Malicious software, also known as malware or computer viruses, has been a serious problem to computer users for several years. If used successfully, a malicious Rootkit could help cyber criminals crash computer systems, steal personal information, and even steal money.
A 'Rootkit' is one of the stealthiest types of malware, which can effectively hide the presence of other spyware or viruses from the user which enables third parties to steal information from a user's computer without his or her knowledge.
Rootkits are one of the most vicious forms of malware because they are usually hard to detect or remove. This specific type of malware often avoids detection from anti-malware software and can make other software programs invisible not only for anti-virus software but also for the computer user as well. Moreover, even if such a parasite is not found, it can still be difficult to completely eliminate.
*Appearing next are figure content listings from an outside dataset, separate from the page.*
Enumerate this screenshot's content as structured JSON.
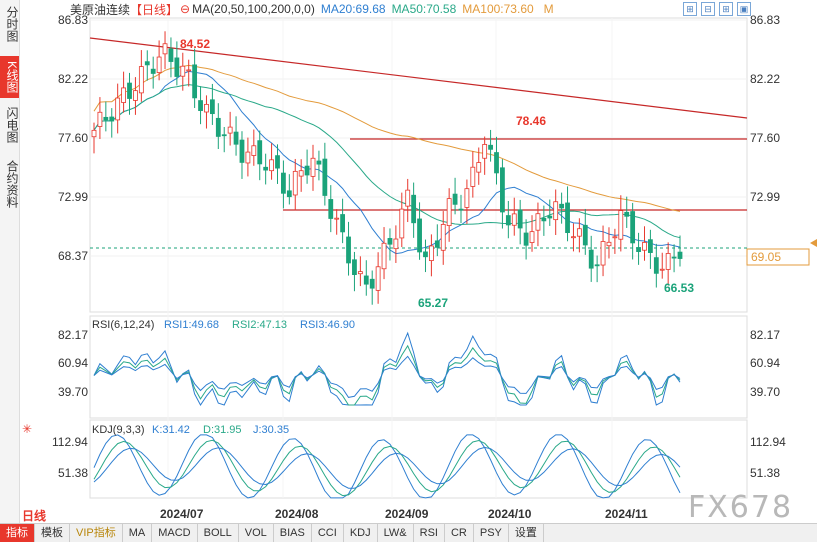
{
  "sidebar": {
    "tabs": [
      {
        "label": "分时图",
        "active": false
      },
      {
        "label": "K线图",
        "active": true
      },
      {
        "label": "闪电图",
        "active": false
      },
      {
        "label": "合约资料",
        "active": false
      }
    ]
  },
  "header": {
    "title": "美原油连续",
    "period": "【日线】",
    "ma_params": "MA(20,50,100,200,0,0)",
    "ma20": "MA20:69.68",
    "ma50": "MA50:70.58",
    "ma100": "MA100:73.60",
    "m_label": "M"
  },
  "top_icons": [
    "⊞",
    "⊟",
    "⊞",
    "▣"
  ],
  "price_axis": {
    "left": [
      "86.83",
      "82.22",
      "77.60",
      "72.99",
      "68.37"
    ],
    "right": [
      "86.83",
      "82.22",
      "77.60",
      "72.99",
      "69.05"
    ],
    "current_price": "69.05"
  },
  "annotations": {
    "high1": "84.52",
    "high2": "78.46",
    "low1": "65.27",
    "low2": "66.53"
  },
  "rsi_panel": {
    "title": "RSI(6,12,24)",
    "rsi1": "RSI1:49.68",
    "rsi2": "RSI2:47.13",
    "rsi3": "RSI3:46.90",
    "levels_left": [
      "82.17",
      "60.94",
      "39.70"
    ],
    "levels_right": [
      "82.17",
      "60.94",
      "39.70"
    ]
  },
  "kdj_panel": {
    "title": "KDJ(9,3,3)",
    "k": "K:31.42",
    "d": "D:31.95",
    "j": "J:30.35",
    "levels_left": [
      "112.94",
      "51.38"
    ],
    "levels_right": [
      "112.94",
      "51.38"
    ]
  },
  "x_axis": [
    "2024/07",
    "2024/08",
    "2024/09",
    "2024/10",
    "2024/11"
  ],
  "bottom_bar": {
    "daily_tag": "日线",
    "items": [
      "指标",
      "模板",
      "VIP指标",
      "MA",
      "MACD",
      "BOLL",
      "VOL",
      "BIAS",
      "CCI",
      "KDJ",
      "LW&",
      "RSI",
      "CR",
      "PSY",
      "设置"
    ]
  },
  "watermark": "FX678",
  "colors": {
    "up": "#e8372c",
    "down": "#1ba37a",
    "ma20": "#2f7fd1",
    "ma50": "#2aa989",
    "ma100": "#e39b3c",
    "ma200": "#7b7b7b",
    "accent": "#e8372c"
  },
  "chart_data": {
    "type": "line",
    "title": "美原油连续 日线",
    "series": [
      {
        "name": "MA20",
        "last": 69.68
      },
      {
        "name": "MA50",
        "last": 70.58
      },
      {
        "name": "MA100",
        "last": 73.6
      }
    ],
    "ylim": [
      64,
      87
    ],
    "annotated_points": [
      {
        "label": "84.52",
        "value": 84.52
      },
      {
        "label": "78.46",
        "value": 78.46
      },
      {
        "label": "65.27",
        "value": 65.27
      },
      {
        "label": "66.53",
        "value": 66.53
      }
    ]
  }
}
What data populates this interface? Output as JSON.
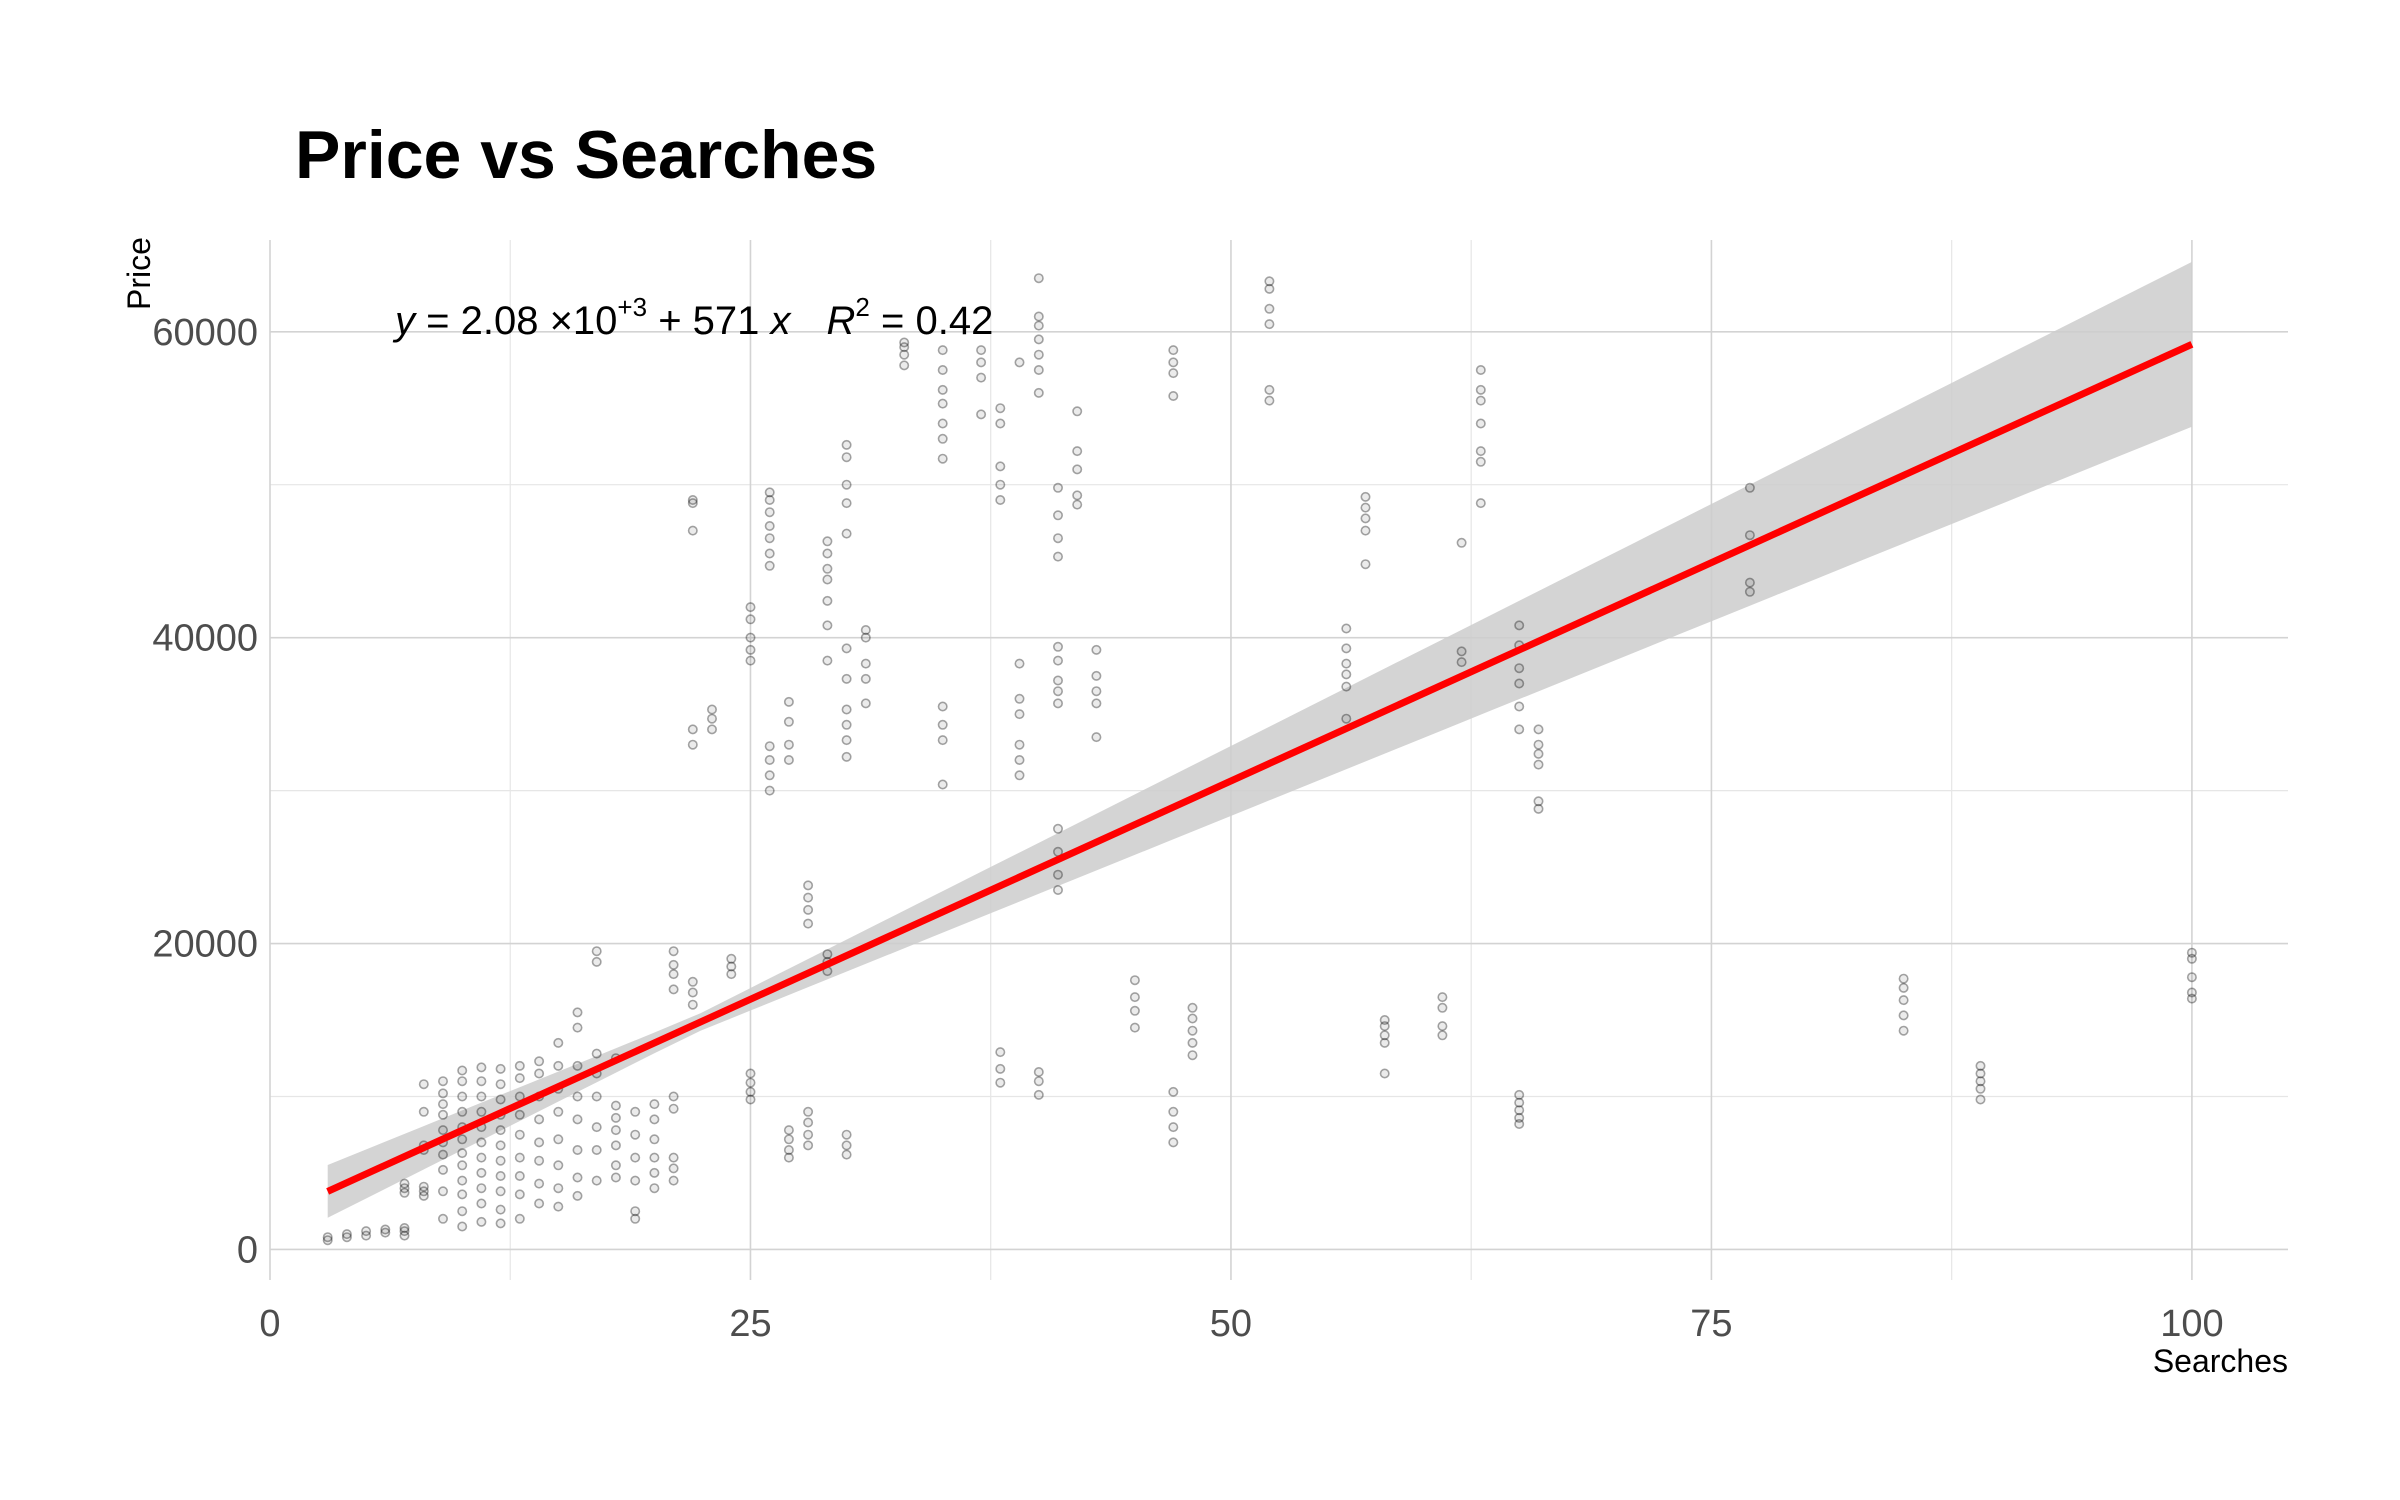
{
  "chart_data": {
    "type": "scatter",
    "title": "Price vs Searches",
    "xlabel": "Searches",
    "ylabel": "Price",
    "xlim": [
      0,
      105
    ],
    "ylim": [
      -2000,
      66000
    ],
    "x_ticks": [
      0,
      25,
      50,
      75,
      100
    ],
    "y_ticks": [
      0,
      20000,
      40000,
      60000
    ],
    "x_tick_labels": [
      "0",
      "25",
      "50",
      "75",
      "100"
    ],
    "y_tick_labels": [
      "0",
      "20000",
      "40000",
      "60000"
    ],
    "grid": true,
    "annotation": {
      "y_var": "y",
      "eq_a": " = 2.08 ",
      "eq_times": "×",
      "eq_ten": "10",
      "eq_exp": "+3",
      "eq_plus": " + ",
      "eq_b": "571 ",
      "x_var": "x",
      "r_var": "R",
      "r_exp": "2",
      "r_val": " = 0.42"
    },
    "fit": {
      "intercept": 2080,
      "slope": 571,
      "x_range": [
        3,
        100
      ],
      "color": "#ff0000",
      "band_color": "#cccccc"
    },
    "point_color": "#000000",
    "groups": [
      {
        "x": 3,
        "y": [
          600,
          800
        ]
      },
      {
        "x": 4,
        "y": [
          800,
          1000
        ]
      },
      {
        "x": 5,
        "y": [
          900,
          1200
        ]
      },
      {
        "x": 6,
        "y": [
          1100,
          1300
        ]
      },
      {
        "x": 7,
        "y": [
          900,
          1200,
          1400
        ]
      },
      {
        "x": 7,
        "y": [
          3700,
          4000,
          4300
        ]
      },
      {
        "x": 8,
        "y": [
          3500,
          3800,
          4100,
          6500,
          6800,
          9000,
          10800
        ]
      },
      {
        "x": 9,
        "y": [
          2000,
          3800,
          5200,
          6200,
          7000,
          7800,
          8800,
          9500,
          10200,
          11000
        ]
      },
      {
        "x": 10,
        "y": [
          1500,
          2500,
          3600,
          4500,
          5500,
          6300,
          7200,
          8000,
          9000,
          10000,
          11000,
          11700
        ]
      },
      {
        "x": 11,
        "y": [
          1800,
          3000,
          4000,
          5000,
          6000,
          7000,
          8000,
          9000,
          10000,
          11000,
          11900
        ]
      },
      {
        "x": 12,
        "y": [
          1700,
          2600,
          3800,
          4800,
          5800,
          6800,
          7800,
          8800,
          9800,
          10800,
          11800
        ]
      },
      {
        "x": 13,
        "y": [
          2000,
          3600,
          4800,
          6000,
          7500,
          8800,
          10000,
          11200,
          12000
        ]
      },
      {
        "x": 14,
        "y": [
          3000,
          4300,
          5800,
          7000,
          8500,
          10000,
          11500,
          12300
        ]
      },
      {
        "x": 15,
        "y": [
          2800,
          4000,
          5500,
          7200,
          9000,
          10500,
          12000,
          13500
        ]
      },
      {
        "x": 16,
        "y": [
          3500,
          4700,
          6500,
          8500,
          10000,
          12000,
          14500,
          15500
        ]
      },
      {
        "x": 17,
        "y": [
          4500,
          6500,
          8000,
          10000,
          11500,
          12800,
          18800,
          19500
        ]
      },
      {
        "x": 18,
        "y": [
          4700,
          5500,
          6800,
          7800,
          8600,
          9400,
          12500
        ]
      },
      {
        "x": 19,
        "y": [
          2000,
          2500,
          4500,
          6000,
          7500,
          9000
        ]
      },
      {
        "x": 20,
        "y": [
          4000,
          5000,
          6000,
          7200,
          8500,
          9500
        ]
      },
      {
        "x": 21,
        "y": [
          4500,
          5300,
          6000,
          9200,
          10000,
          17000,
          18000,
          18600,
          19500
        ]
      },
      {
        "x": 22,
        "y": [
          16000,
          16800,
          17500,
          33000,
          34000,
          47000,
          48800,
          49000
        ]
      },
      {
        "x": 23,
        "y": [
          34000,
          34700,
          35300
        ]
      },
      {
        "x": 24,
        "y": [
          18000,
          18500,
          19000
        ]
      },
      {
        "x": 25,
        "y": [
          9800,
          10300,
          10900,
          11500,
          38500,
          39200,
          40000,
          41200,
          42000
        ]
      },
      {
        "x": 26,
        "y": [
          30000,
          31000,
          32000,
          32900,
          44700,
          45500,
          46500,
          47300,
          48200,
          49000,
          49500
        ]
      },
      {
        "x": 27,
        "y": [
          6000,
          6500,
          7200,
          7800,
          32000,
          33000,
          34500,
          35800
        ]
      },
      {
        "x": 28,
        "y": [
          6800,
          7500,
          8300,
          9000,
          21300,
          22200,
          23000,
          23800
        ]
      },
      {
        "x": 29,
        "y": [
          18200,
          18800,
          19300,
          38500,
          40800,
          42400,
          43800,
          44500,
          45500,
          46300
        ]
      },
      {
        "x": 30,
        "y": [
          6200,
          6800,
          7500,
          32200,
          33300,
          34300,
          35300,
          37300,
          39300,
          46800,
          48800,
          50000,
          51800,
          52600
        ]
      },
      {
        "x": 31,
        "y": [
          35700,
          37300,
          38300,
          40000,
          40500
        ]
      },
      {
        "x": 33,
        "y": [
          57800,
          58500,
          59000,
          59300
        ]
      },
      {
        "x": 35,
        "y": [
          30400,
          33300,
          34300,
          35500,
          51700,
          53000,
          54000,
          55300,
          56200,
          57500,
          58800
        ]
      },
      {
        "x": 37,
        "y": [
          54600,
          57000,
          58000,
          58800
        ]
      },
      {
        "x": 38,
        "y": [
          10900,
          11800,
          12900,
          49000,
          50000,
          51200,
          54000,
          55000
        ]
      },
      {
        "x": 39,
        "y": [
          31000,
          32000,
          33000,
          35000,
          36000,
          38300,
          58000
        ]
      },
      {
        "x": 40,
        "y": [
          10100,
          11000,
          11600,
          56000,
          57500,
          58500,
          59500,
          60400,
          61000,
          63500
        ]
      },
      {
        "x": 41,
        "y": [
          23500,
          24500,
          26000,
          27500,
          35700,
          36500,
          37200,
          38500,
          39400,
          45300,
          46500,
          48000,
          49800
        ]
      },
      {
        "x": 42,
        "y": [
          48700,
          49300,
          51000,
          52200,
          54800
        ]
      },
      {
        "x": 43,
        "y": [
          33500,
          35700,
          36500,
          37500,
          39200
        ]
      },
      {
        "x": 45,
        "y": [
          14500,
          15600,
          16500,
          17600
        ]
      },
      {
        "x": 47,
        "y": [
          7000,
          8000,
          9000,
          10300,
          55800,
          57300,
          58000,
          58800
        ]
      },
      {
        "x": 48,
        "y": [
          12700,
          13500,
          14300,
          15100,
          15800
        ]
      },
      {
        "x": 52,
        "y": [
          55500,
          56200,
          60500,
          61500,
          62800,
          63300
        ]
      },
      {
        "x": 56,
        "y": [
          34700,
          36800,
          37600,
          38300,
          39300,
          40600
        ]
      },
      {
        "x": 57,
        "y": [
          44800,
          47000,
          47800,
          48500,
          49200
        ]
      },
      {
        "x": 58,
        "y": [
          11500,
          13500,
          14000,
          14600,
          15000
        ]
      },
      {
        "x": 61,
        "y": [
          14000,
          14600,
          15800,
          16500
        ]
      },
      {
        "x": 62,
        "y": [
          38400,
          39100,
          46200
        ]
      },
      {
        "x": 63,
        "y": [
          48800,
          51500,
          52200,
          54000,
          55500,
          56200,
          57500
        ]
      },
      {
        "x": 65,
        "y": [
          8200,
          8600,
          9100,
          9600,
          10100,
          34000,
          35500,
          37000,
          38000,
          39500,
          40800
        ]
      },
      {
        "x": 66,
        "y": [
          28800,
          29300,
          31700,
          32400,
          33000,
          34000
        ]
      },
      {
        "x": 77,
        "y": [
          43000,
          43600,
          46700,
          49800
        ]
      },
      {
        "x": 85,
        "y": [
          14300,
          15300,
          16300,
          17100,
          17700
        ]
      },
      {
        "x": 89,
        "y": [
          9800,
          10500,
          11000,
          11500,
          12000
        ]
      },
      {
        "x": 100,
        "y": [
          16400,
          16800,
          17800,
          19000,
          19400
        ]
      }
    ]
  }
}
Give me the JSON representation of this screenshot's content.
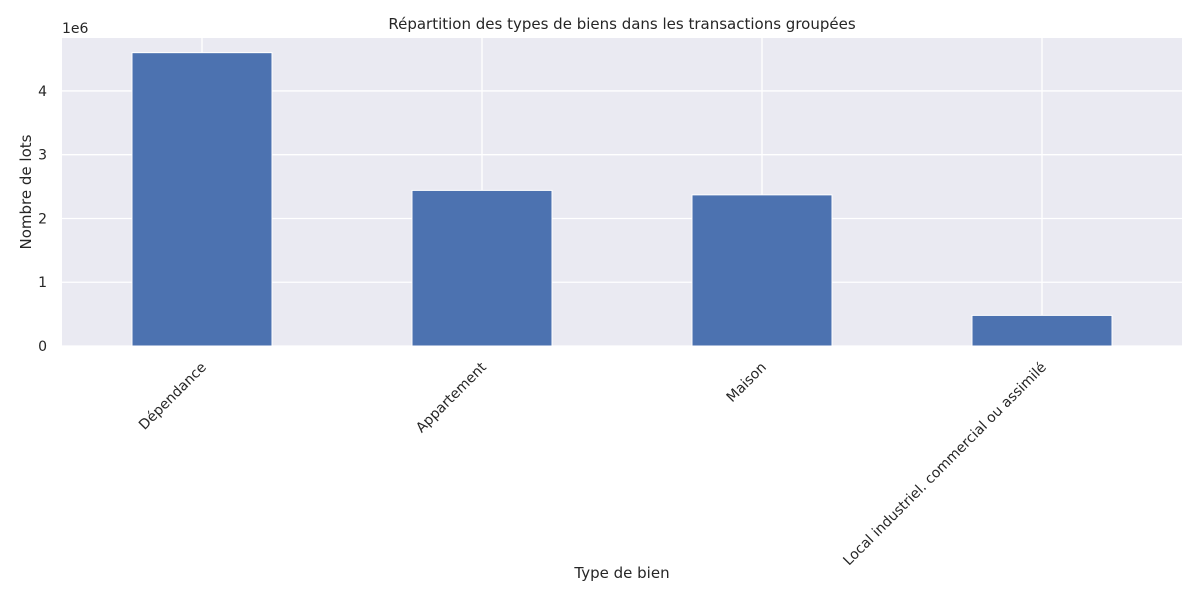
{
  "chart_data": {
    "type": "bar",
    "title": "Répartition des types de biens dans les transactions groupées",
    "xlabel": "Type de bien",
    "ylabel": "Nombre de lots",
    "y_offset_label": "1e6",
    "categories": [
      "Dépendance",
      "Appartement",
      "Maison",
      "Local industriel. commercial ou assimilé"
    ],
    "values": [
      4600000,
      2440000,
      2370000,
      480000
    ],
    "ylim": [
      0,
      4830000
    ],
    "yticks": [
      0,
      1000000,
      2000000,
      3000000,
      4000000
    ],
    "ytick_labels": [
      "0",
      "1",
      "2",
      "3",
      "4"
    ],
    "x_tick_rotation": 45,
    "grid": true,
    "legend": "none",
    "colors": {
      "bar": "#4c72b0",
      "plot_background": "#eaeaf2",
      "grid": "#ffffff",
      "text": "#262626"
    }
  }
}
So, is there any possibility or a way to block rootkits and prevent them from breaking up a computer system?
Exciting news has arrived from researchers at North Carolina State University and Microsoft Research, who have discovered a way to fight rootkits by using the PC's own hardware-based memory protection. It's called HookSafe tool and it basically protects the operating system kernel from rootkits. The HookSafe prototype is a hypervisor-based system that is able to protect about 6,000 distinct kernel hooks and has successfully restricted nine distinct types of rootkits. The newest way to move a huge number of hooks in the kernel to a centralized location makes the hooks easier to control and more difficult to damage.
Typically, a rootkit hijacks 'hook' in the operating system, basically the control data in the kernel used to increase or extend the features of an OS, in order to hide out in the OS. This in turn allows the rootkit to intercept and manipulate the system's data, essentially enabling only reveal to the user what it wants them to see. Doctor Xuxian Jiang, assistant professor of computer science at NC State and a co-author of the research report said that, attackers can use rootkits to install and hide spyware or other software programs. If a user's computer is infected by a rootkit, it could mean that when a user boots up his PC, everything looks normal, but sadly, the system is not owned by the user anymore but by a hacker.
In order to protect an operating system from insertion of a rootkit, Jiang and the other researchers have find out that all hooks of an operating system need to be defended. The research of scientists leads to a new method that is able to secure all the hooks in an effective way. This is done by moving them to a centralized place and thus making them easier to manage and harder to subvert. When all the hooks were in one place the scientists could use hardware-based memory protection to restrain them from being hijacked.